03/04/2011 tarih ve 27894 sayılı Resmi Gazete'de yayımlanan 6216 sayılı Anayasa Mahkemesinin Kuruluşu ve Yargılama Usulleri Hakkında Kanun'un "Anayasaya aykırılığın mahkemelerce ileri sürülmesi" başlıklı 40. maddesinde, "Bir davaya bakmakta olan mahkeme, bu davada uygulanacak bir kanun veya Cumhurbaşkanlığı kararnamesinin hükümlerini Anayasaya aykırı görürse veya taraflardan birinin ileri sürdüğü aykırılık iddiasının ciddi olduğu kanısına varırsa;
a) İptali istenen kuralların Anayasanın hangi maddelerine aykırı olduklarını açıklayan gerekçeli başvuru kararının aslını,
b) Başvuru kararına ilişkin tutanağın onaylı örneğini,
c) Dava dilekçesi, iddianame veya davayı açan belgeler ile dosyanın ilgili bölümlerinin onaylı örneklerini,
dizi listesine bağlayarak Anayasa Mahkemesine gönderir.

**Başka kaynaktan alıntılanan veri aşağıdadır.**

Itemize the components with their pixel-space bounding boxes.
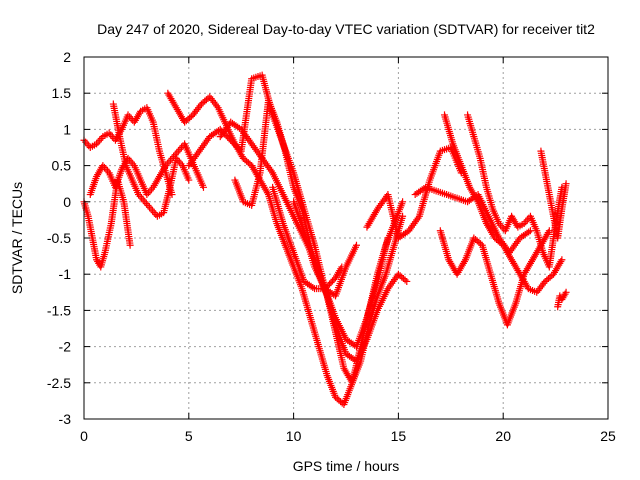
data-point-marker (199, 183, 207, 191)
data-point-marker (562, 288, 570, 296)
data-point-marker (126, 241, 134, 249)
y-tick-label: 2 (63, 49, 71, 65)
data-point-marker (224, 133, 232, 141)
series-sat-m (436, 227, 553, 329)
data-point-marker (399, 212, 407, 220)
y-axis-label: SDTVAR / TECUs (9, 182, 25, 294)
x-tick-label: 20 (495, 428, 511, 444)
series-sat-p (537, 147, 570, 242)
data-point-marker (562, 180, 570, 188)
data-point-marker (187, 112, 195, 120)
data-point-marker (185, 176, 193, 184)
y-tick-label: -2 (59, 339, 72, 355)
data-point-marker (227, 136, 235, 144)
series-sat-c (86, 140, 207, 199)
data-point-marker (477, 240, 485, 248)
data-point-marker (228, 138, 236, 146)
data-point-marker (403, 277, 411, 285)
data-point-marker (545, 227, 553, 235)
data-point-marker (327, 278, 335, 286)
x-tick-label: 25 (600, 428, 616, 444)
x-tick-label: 5 (185, 428, 193, 444)
data-point-marker (401, 276, 409, 284)
data-point-marker (329, 277, 337, 285)
y-tick-label: 1.5 (52, 85, 72, 101)
series-sat-b (80, 176, 134, 271)
x-axis-label: GPS time / hours (293, 458, 400, 474)
data-point-marker (526, 227, 534, 235)
data-point-marker (225, 135, 233, 143)
data-point-marker (230, 139, 238, 147)
data-point-marker (384, 234, 392, 242)
y-tick-label: 0.5 (52, 158, 72, 174)
data-point-marker (168, 191, 176, 199)
x-tick-label: 0 (80, 428, 88, 444)
y-tick-label: -1 (59, 266, 72, 282)
x-tick-label: 10 (286, 428, 302, 444)
chart-title: Day 247 of 2020, Sidereal Day-to-day VTE… (97, 21, 595, 37)
data-point-marker (231, 141, 239, 149)
y-tick-label: 0 (63, 194, 71, 210)
series-sat-j (290, 198, 360, 300)
data-point-marker (352, 241, 360, 249)
data-point-marker (558, 256, 566, 264)
y-tick-label: -0.5 (47, 230, 71, 246)
data-point-marker (399, 198, 407, 206)
y-tick-label: -3 (59, 411, 72, 427)
data-layer (80, 71, 570, 409)
tick-layer: 0 5 10 15 20 25 -3 -2.5 -2 -1.5 -1 -0.5 0 0.5 1 1.5 2 (47, 49, 616, 444)
y-tick-label: 1 (63, 121, 71, 137)
data-point-marker (234, 144, 242, 152)
y-tick-label: -1.5 (47, 302, 71, 318)
series-sat-d (109, 100, 193, 220)
series-sat-a (80, 104, 176, 199)
series-sat-n (441, 111, 566, 296)
y-tick-label: -2.5 (47, 375, 71, 391)
x-tick-label: 15 (391, 428, 407, 444)
series-sat-q (554, 288, 570, 311)
series-sat-k (363, 144, 465, 242)
data-point-marker (326, 280, 334, 288)
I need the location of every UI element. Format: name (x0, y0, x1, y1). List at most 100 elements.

Taraflarca ileri sürülen Anayasaya aykırılık iddiası davaya bakan mahkemece ciddi görülmezse bu konudaki talep, gerekçeleri de gösterilmek suretiyle reddedilir. Bu husus esas hükümle birlikte temyiz konusu yapılabilir.

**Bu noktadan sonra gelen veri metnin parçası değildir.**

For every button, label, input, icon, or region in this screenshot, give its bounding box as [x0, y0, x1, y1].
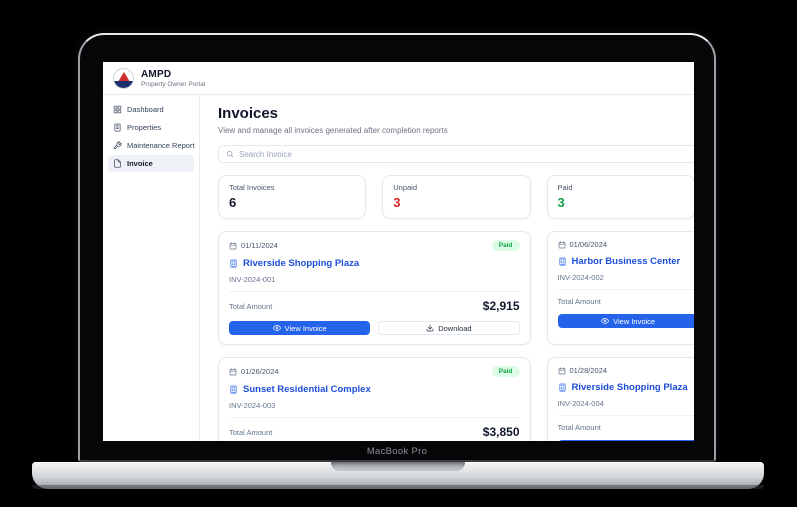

Genel Sekreterlik gelen evrakı kaleme havale eder ve keyfiyeti başvuran mahkemeye bir yazı ile bildirir.
Evrakın kayda girişinden itibaren on gün içinde başvurunun yöntemine uygun olup olmadığı incelenir. Açık bir şekilde dayanaktan yoksun veya yöntemine uygun olmayan itiraz başvuruları, Mahkeme tarafından esas incelemeye geçilmeksizin gerekçeleriyle reddedilir.
Anayasa Mahkemesi, işin kendisine noksansız olarak gelişinden başlamak üzere beş ay içinde kararını verir ve açıklar. Bu süre içinde karar verilmezse ilgili mahkeme davayı yürürlükteki hükümlere göre sonuçlandırır. Ancak, Anayasa Mahkemesinin kararı, esas hakkındaki karar kesinleşinceye kadar gelirse mahkeme buna uymak zorundadır." hükmü yer almaktadır.
İlgili Anayasal Düzenlemeler
Anayasanın kamu görevlileri ile ilgili "Görev ve sorumlulukları, disiplin kovuşturulmasında güvence" başlıklı 129. maddesinde "Memurlar ve diğer kamu görevlileri Anayasa ve kanunlara sadık kalarak faaliyette bulunmakla yükümlüdürler..." kuralı, ''Kanunsuz emir'' başlığını taşıyan 137. maddesinde; ''Kamu hizmetlerinde herhangi bir sıfat ve suretle çalışmakta olan kimse, üstünden aldığı emri, yönetmelik, Cumhurbaşkanlığı kararnamesi, kanun veya Anayasa hükümlerine aykırı görürse, yerine getirmez ve bu aykırılığı o emri verene bildirir. Ancak, üstü emrinde ısrar eder ve bu emrini yazı ile yenilerse, emir yerine getirilir; bu halde, emri yerine getiren sorumlu olmaz.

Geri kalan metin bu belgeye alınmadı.